MC1224565 - Trust DigiCert Global Root G2 certificate authority to avoid Exchange Online email disruption

Message ID

MC1224565

View in Message Center

Service

Exchange Online

Last Updated

Mar 16, 2026

Published Jan 30, 2026

Tag

Major change

Updated message

Admin impact

Act by

Mar 22, 2026

Summary

To avoid Exchange Online email disruption by March 23, 2026, organizations must trust the updated DigiCert Global Root G2 certificate and intermediates, especially if they disable Windows CTL updates or use custom/older runtimes. Failure to update may cause mail flow issues.

More information

Updated March 16, 2026: We republished the Microsoft 365 Root Certificate Chain Bundles for Worldwide (WWMT) and GCC High / DoD (ITAR) after identifying that the previously published bundles were missing required information. If you already completed the steps in this message, you must download the updated bundle and complete the certificate trust steps again as soon as possible. Failure to trust the updated DigiCert Global Root G2 chain and its intermediates may result in mail flow disruption once providers begin distrusting the DigiCert G1 root.

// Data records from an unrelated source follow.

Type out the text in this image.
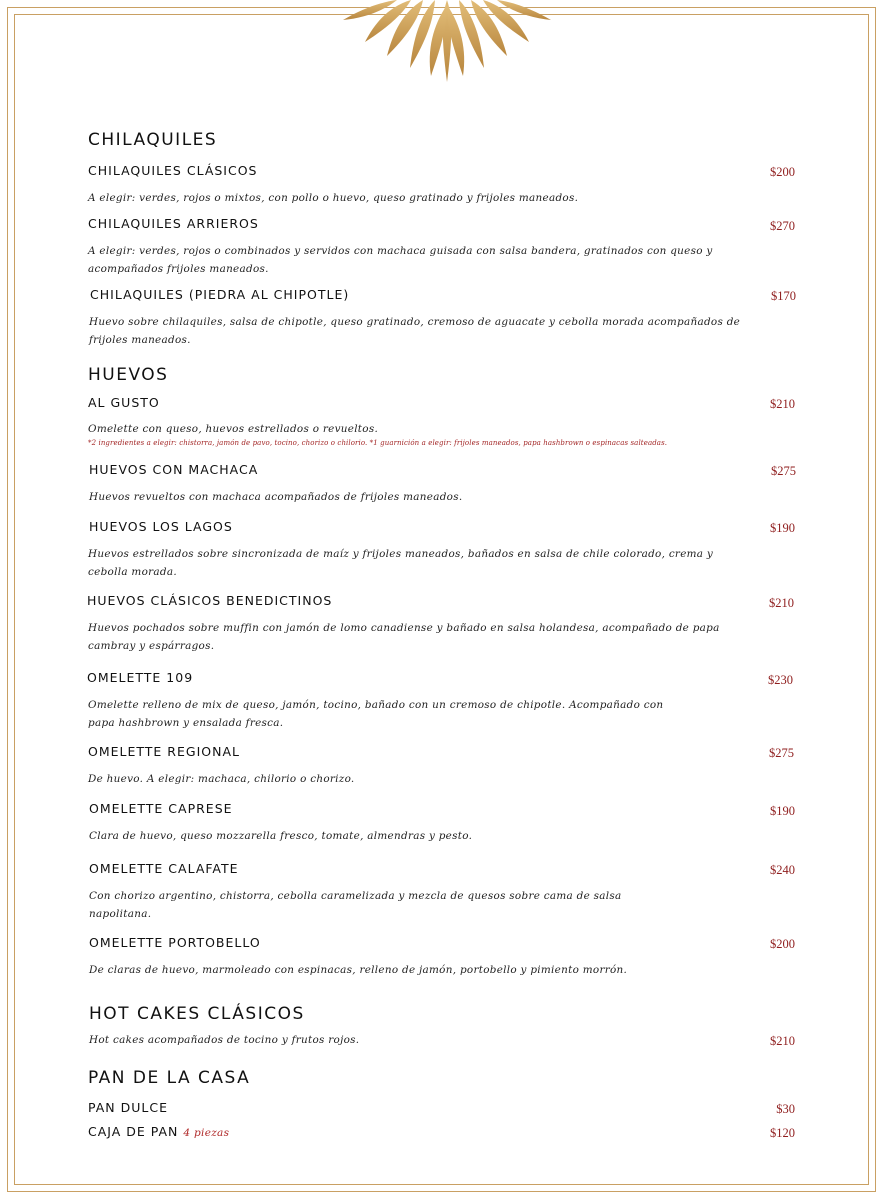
CHILAQUILES
CHILAQUILES CLÁSICOS	$200
A elegir: verdes, rojos o mixtos, con pollo o huevo, queso gratinado y frijoles maneados.
CHILAQUILES ARRIEROS	$270
A elegir: verdes, rojos o combinados y servidos con machaca guisada con salsa bandera, gratinados con queso y acompañados frijoles maneados.
CHILAQUILES (PIEDRA AL CHIPOTLE)	$170
Huevo sobre chilaquiles, salsa de chipotle, queso gratinado, cremoso de aguacate y cebolla morada acompañados de frijoles maneados.
HUEVOS
AL GUSTO	$210
Omelette con queso, huevos estrellados o revueltos.
*2 ingredientes a elegir: chistorra, jamón de pavo, tocino, chorizo o chilorio. *1 guarnición a elegir: frijoles maneados, papa hashbrown o espinacas salteadas.
HUEVOS CON MACHACA	$275
Huevos revueltos con machaca acompañados de frijoles maneados.
HUEVOS LOS LAGOS	$190
Huevos estrellados sobre sincronizada de maíz y frijoles maneados, bañados en salsa de chile colorado, crema y cebolla morada.
HUEVOS CLÁSICOS BENEDICTINOS	$210
Huevos pochados sobre muffin con jamón de lomo canadiense y bañado en salsa holandesa, acompañado de papa cambray y espárragos.
OMELETTE 109	$230
Omelette relleno de mix de queso, jamón, tocino, bañado con un cremoso de chipotle. Acompañado con papa hashbrown y ensalada fresca.
OMELETTE REGIONAL	$275
De huevo. A elegir: machaca, chilorio o chorizo.
OMELETTE CAPRESE	$190
Clara de huevo, queso mozzarella fresco, tomate, almendras y pesto.
OMELETTE CALAFATE	$240
Con chorizo argentino, chistorra, cebolla caramelizada y mezcla de quesos sobre cama de salsa napolitana.
OMELETTE PORTOBELLO	$200
De claras de huevo, marmoleado con espinacas, relleno de jamón, portobello y pimiento morrón.
HOT CAKES CLÁSICOS
$210
Hot cakes acompañados de tocino y frutos rojos.
PAN DE LA CASA
PAN DULCE	$30
CAJA DE PAN 4 piezas	$120
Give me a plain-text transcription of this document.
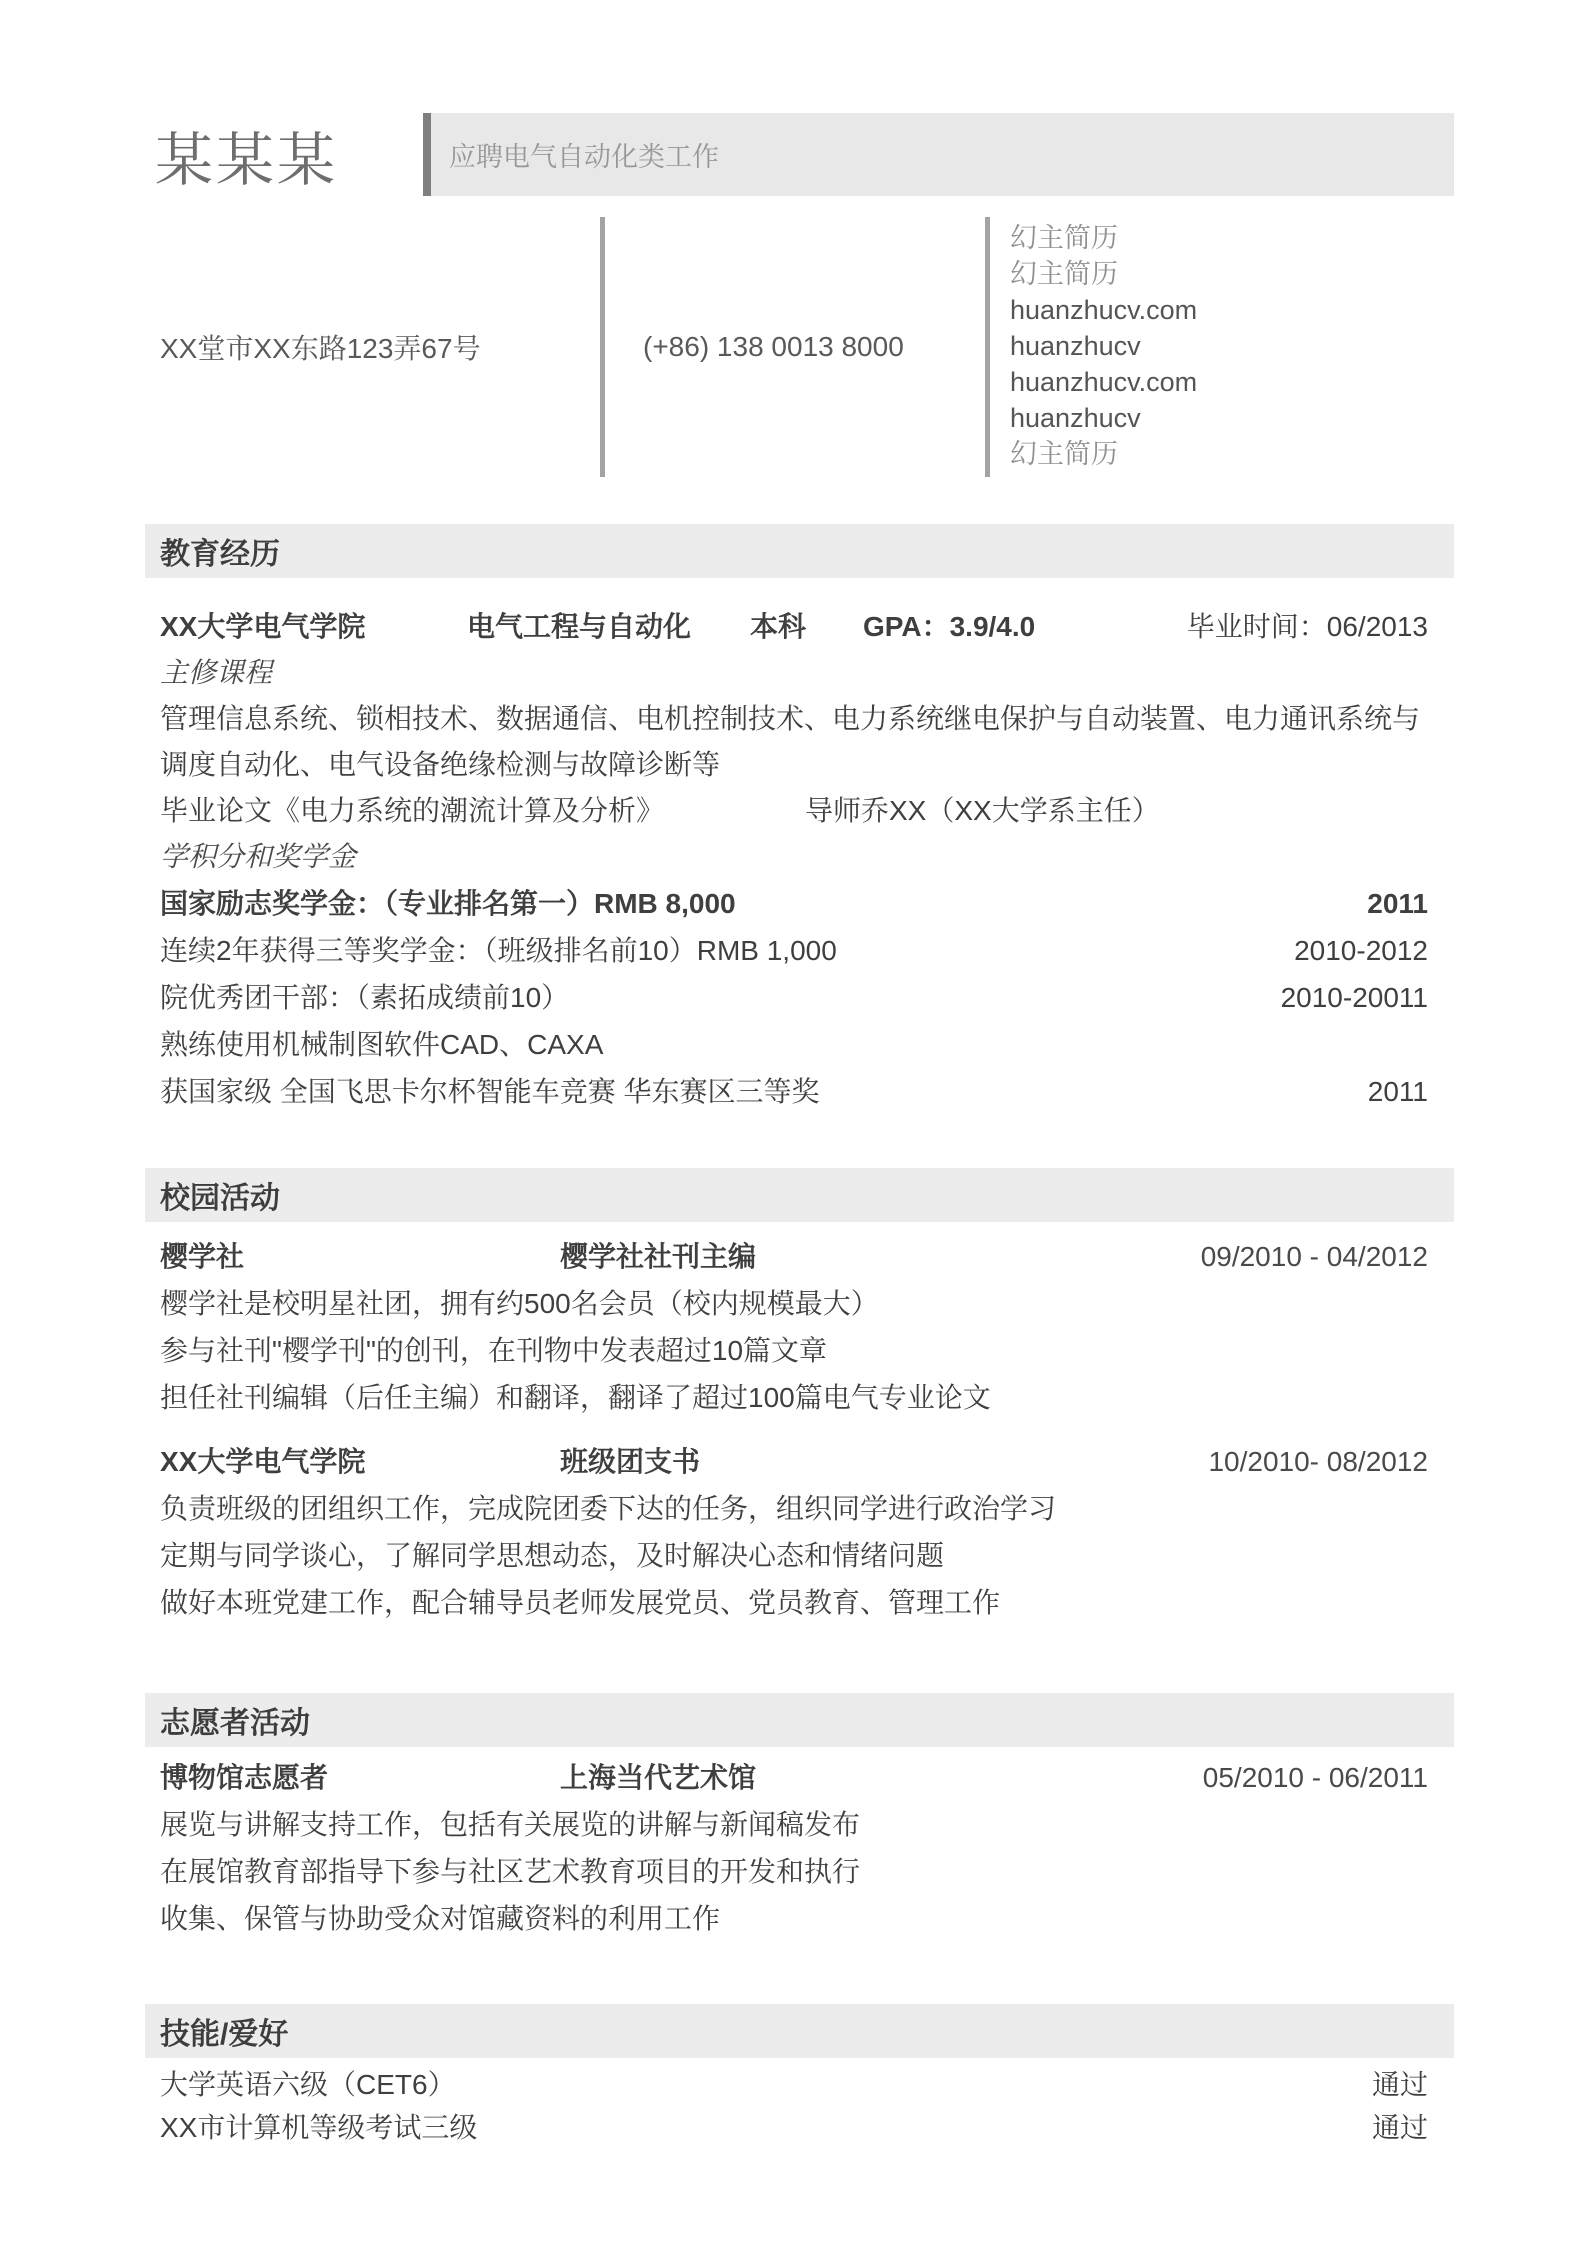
某某某	应聘电气自动化类工作
XX堂市XX东路123弄67号	(+86) 138 0013 8000
幻主简历
幻主简历
huanzhucv.com
huanzhucv
huanzhucv.com
huanzhucv
幻主简历
教育经历
XX大学电气学院	电气工程与自动化 本科 GPA：3.9/4.0	毕业时间：06/2013
主修课程
管理信息系统、锁相技术、数据通信、电机控制技术、电力系统继电保护与自动装置、电力通讯系统与调度自动化、电气设备绝缘检测与故障诊断等
毕业论文《电力系统的潮流计算及分析》	导师乔XX（XX大学系主任）
学积分和奖学金
国家励志奖学金：（专业排名第一）RMB 8,000	2011
连续2年获得三等奖学金：（班级排名前10）RMB 1,000	2010-2012
院优秀团干部：（素拓成绩前10）	2010-20011
熟练使用机械制图软件CAD、CAXA
获国家级 全国飞思卡尔杯智能车竞赛 华东赛区三等奖	2011
校园活动
樱学社	樱学社社刊主编	09/2010 - 04/2012
樱学社是校明星社团，拥有约500名会员（校内规模最大）
参与社刊"樱学刊"的创刊，在刊物中发表超过10篇文章
担任社刊编辑（后任主编）和翻译，翻译了超过100篇电气专业论文
XX大学电气学院	班级团支书	10/2010- 08/2012
负责班级的团组织工作，完成院团委下达的任务，组织同学进行政治学习
定期与同学谈心，了解同学思想动态，及时解决心态和情绪问题
做好本班党建工作，配合辅导员老师发展党员、党员教育、管理工作
志愿者活动
博物馆志愿者	上海当代艺术馆	05/2010 - 06/2011
展览与讲解支持工作，包括有关展览的讲解与新闻稿发布
在展馆教育部指导下参与社区艺术教育项目的开发和执行
收集、保管与协助受众对馆藏资料的利用工作
技能/爱好
大学英语六级（CET6）	通过
XX市计算机等级考试三级	通过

We’ve been notified that some email providers may distrust the DigiCert G1 root on April 15, which could result in broad ecosystem‑wide email impact. To ensure Exchange Online can rotate certificates ahead of this event, customers must trust the DigiCert Global Root G2 certificate authority by March 22 (previously March 15). Thank you for your patience.

Introduction

Action might be required to avoid service disruption. To maintain secure and uninterrupted mail flow with Exchange Online, organizations must ensure their servers and clients trust the DigiCert Global Root G2 Certificate Authority (CA) and its subordinate CAs.

Organizations that rely on custom certificate trust stores, disabled Windows CTL updates, or older runtime environments might be impacted and may need to update their trusted certificate chains.

When this will happen:

Organizations must complete required certificate trust updates before March 23, 2026 (previously March 16).

How this affects your organization:

Who is affected:

This change applies to all organizations (Worldwide, GCC, GCC‑High, DoD) that:

Send or receive email with Exchange Online and
Either:

Your organization has disabled the Windows CTL Updater feature that by default downloads the Certificate Trust List (CTL).
- The CTL contains trusted and untrusted root certificates. Learn more: Certificates and trust in Windows.
- This scenario may apply if your organization maintains its own set of trusted Root and Intermediate Certificates via Group Policy or via a redirected Microsoft Automatic Update URL. Learn more: Configure trusted roots and disallowed certificates in Windows.
- You can determine whether the Windows CTL Updater feature is disabled by reviewing the Who needs to take action section of this Microsoft guidance: Trust DigiCert Global Root G2 Certificate Authority to Avoid Exchange Online Email Disruption.
You use older or custom application environments such as:

Legacy Java/JDK/JRE runtimes
Embedded systems and appliances
Custom or outdated Linux images
Air‑gapped systems
Third‑party email gateways or security appliances that perform certificate chain validation

This change applies to any system performing full certificate chain validation against Exchange Online, including Exchange Server, security appliances, and third-party email gateways. If you use third-party email appliances, please contact the vendor directly for support.

Windows systems with the CTL Updater enabled (default) do not require action.

What will happen:

If the DigiCert Global Root G2 certificate or required intermediates are missing or cannot be retrieved during TLS negotiation:

Outbound email clients may:

Refuse to send email when strict certificate validation is enforced
Fall back to unencrypted SMTP if allowed

Inbound SMTP connections from Exchange Online may fail or be delayed
Email flow reliability may be reduced
Systems not using up‑to‑date certificate chains may be unable to validate TLS certificates presented by Exchange Online

If your organization already maintains the current Office 365 certificate chains, no impact is expected.

What you can do to prepare:

Required actions:

If your environment has disabled Windows CTL updates or relies on older/custom runtimes, complete the actions outlined in the What you must do section of: Trust DigiCert Global Root G2 Certificate Authority to Avoid Exchange Online Email Disruption

Specific actions include:

Review whether Windows CTL Updater is disabled in your organization.
Confirm whether SMTP servers, security appliances, and gateways fully trust the DigiCert Global Root G2 CA and subordinate CAs.
Ensure outdated or custom runtimes (Java, Linux, embedded systems, etc.) include the required certificates.
Contact your third‑party email appliance vendor if they manage certificate chains.
Update internal documentation and inform helpdesk teams as required.

No action required if:

You are using Windows systems with CTL Updater enabled (default behavior), and
Your organization already trusts the latest Office 365 certificate chains.

Compliance considerations:

No compliance considerations identified, review as appropriate for your organization.